Personal information
- Full name: Mikko Paatelainen
- Date of birth: 27 November 1980 (age 44)
- Place of birth: Valkeakoski, Finland
- Height: 1.85 m (6 ft 1 in)
- Position(s): Striker

Senior career*
- Years: Team / Apps / (Gls)
- FC Haka
- 2002–2003: AC Allianssi / 28 / (3)
- 2004: FC KooTeePee / 22 / (3)
- 2004–2005: Aberdeen / 0 / (0)
- 2005–2006: FF Jaro / 34 / (19)
- 2006: → Cowdenbeath (loan) / 8 / (7)
- 2006–2009: TPS / 76 / (29)
- 2010–2011: IFK Mariehamn / 21 / (8)
- Total:  / 189 / (69)

= Mikko Paatelainen =

Finnish footballer (born 1980)

Mikko Paatelainen (born 27 November 1980) is a Finnish former professional footballer who played as a striker.

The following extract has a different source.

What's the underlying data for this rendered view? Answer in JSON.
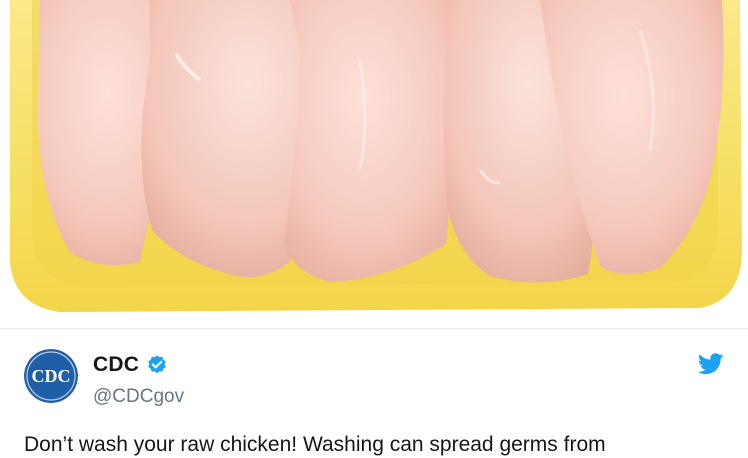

His father is retired footballer and manager Matti Paatelainen.

==Career==
Paatelainen began his career with FC Haka, moving on to AC Allianssi and FC KooTeePee before joining Scottish side Aberdeen in July 2004. After 10 months at Pittodrie, he returned to Finland without making any first team appearances for the Dons, joining Veikkausliiga side FF Jaro. In August 2005 he scored 5 goals in one game for Jaro, against his former club FC KooTeePee.

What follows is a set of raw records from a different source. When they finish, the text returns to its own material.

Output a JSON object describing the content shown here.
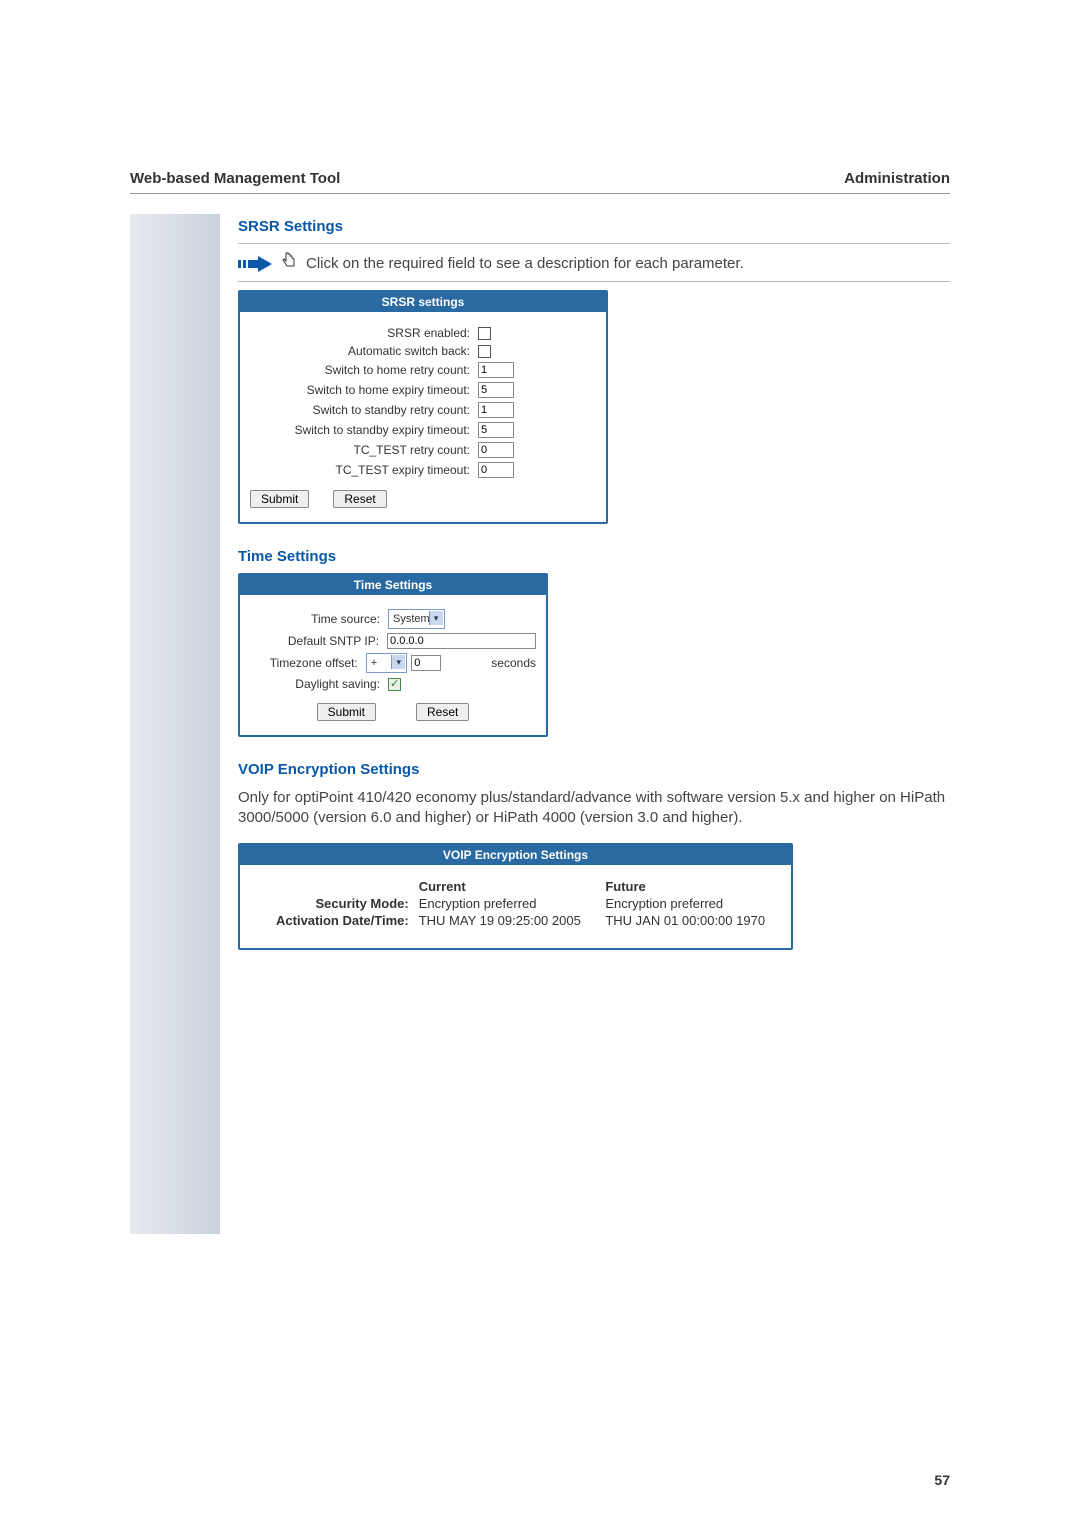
{
  "header": {
    "left": "Web-based Management Tool",
    "right": "Administration"
  },
  "page_number": "57",
  "srsr": {
    "title": "SRSR Settings",
    "note": "Click on the required field to see a description for each parameter.",
    "panel_title": "SRSR settings",
    "fields": {
      "enabled_label": "SRSR enabled:",
      "auto_switch_label": "Automatic switch back:",
      "home_retry_label": "Switch to home retry count:",
      "home_retry_value": "1",
      "home_expiry_label": "Switch to home expiry timeout:",
      "home_expiry_value": "5",
      "standby_retry_label": "Switch to standby retry count:",
      "standby_retry_value": "1",
      "standby_expiry_label": "Switch to standby expiry timeout:",
      "standby_expiry_value": "5",
      "tctest_retry_label": "TC_TEST retry count:",
      "tctest_retry_value": "0",
      "tctest_expiry_label": "TC_TEST expiry timeout:",
      "tctest_expiry_value": "0"
    },
    "submit": "Submit",
    "reset": "Reset"
  },
  "time": {
    "title": "Time Settings",
    "panel_title": "Time Settings",
    "source_label": "Time source:",
    "source_value": "System",
    "sntp_label": "Default SNTP IP:",
    "sntp_value": "0.0.0.0",
    "tz_label": "Timezone offset:",
    "tz_sign": "+",
    "tz_value": "0",
    "tz_unit": "seconds",
    "daylight_label": "Daylight saving:",
    "submit": "Submit",
    "reset": "Reset"
  },
  "voip": {
    "title": "VOIP Encryption Settings",
    "paragraph": "Only for optiPoint 410/420 economy plus/standard/advance with software version 5.x and higher on HiPath 3000/5000 (version 6.0 and higher) or HiPath 4000 (version 3.0 and higher).",
    "panel_title": "VOIP Encryption Settings",
    "col_current": "Current",
    "col_future": "Future",
    "security_label": "Security Mode:",
    "security_current": "Encryption preferred",
    "security_future": "Encryption preferred",
    "activation_label": "Activation Date/Time:",
    "activation_current": "THU MAY 19 09:25:00 2005",
    "activation_future": "THU JAN 01 00:00:00 1970"
  }
}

In January 2006, Paatelainen joined Scottish side Cowdenbeath on loan, teaming up with his brothers Mixu (then manager) and Markus. He scored 7 goals in 9 games for Cowdenbeath who would be promoted as champions of the Scottish Third Division at the end of the season. He then returned to FF Jaro in preparation for the new summer season in March 2006. In December 2006 Mikko joined TPS, a team that was then coached by his older brother Mixu. Mikko has been an outstanding goalscorer and player throughout his career also being FC TPS Turku's top scorer 2006–07. In 2010 he joined IFK Mariehamn, after three seasons with TPS.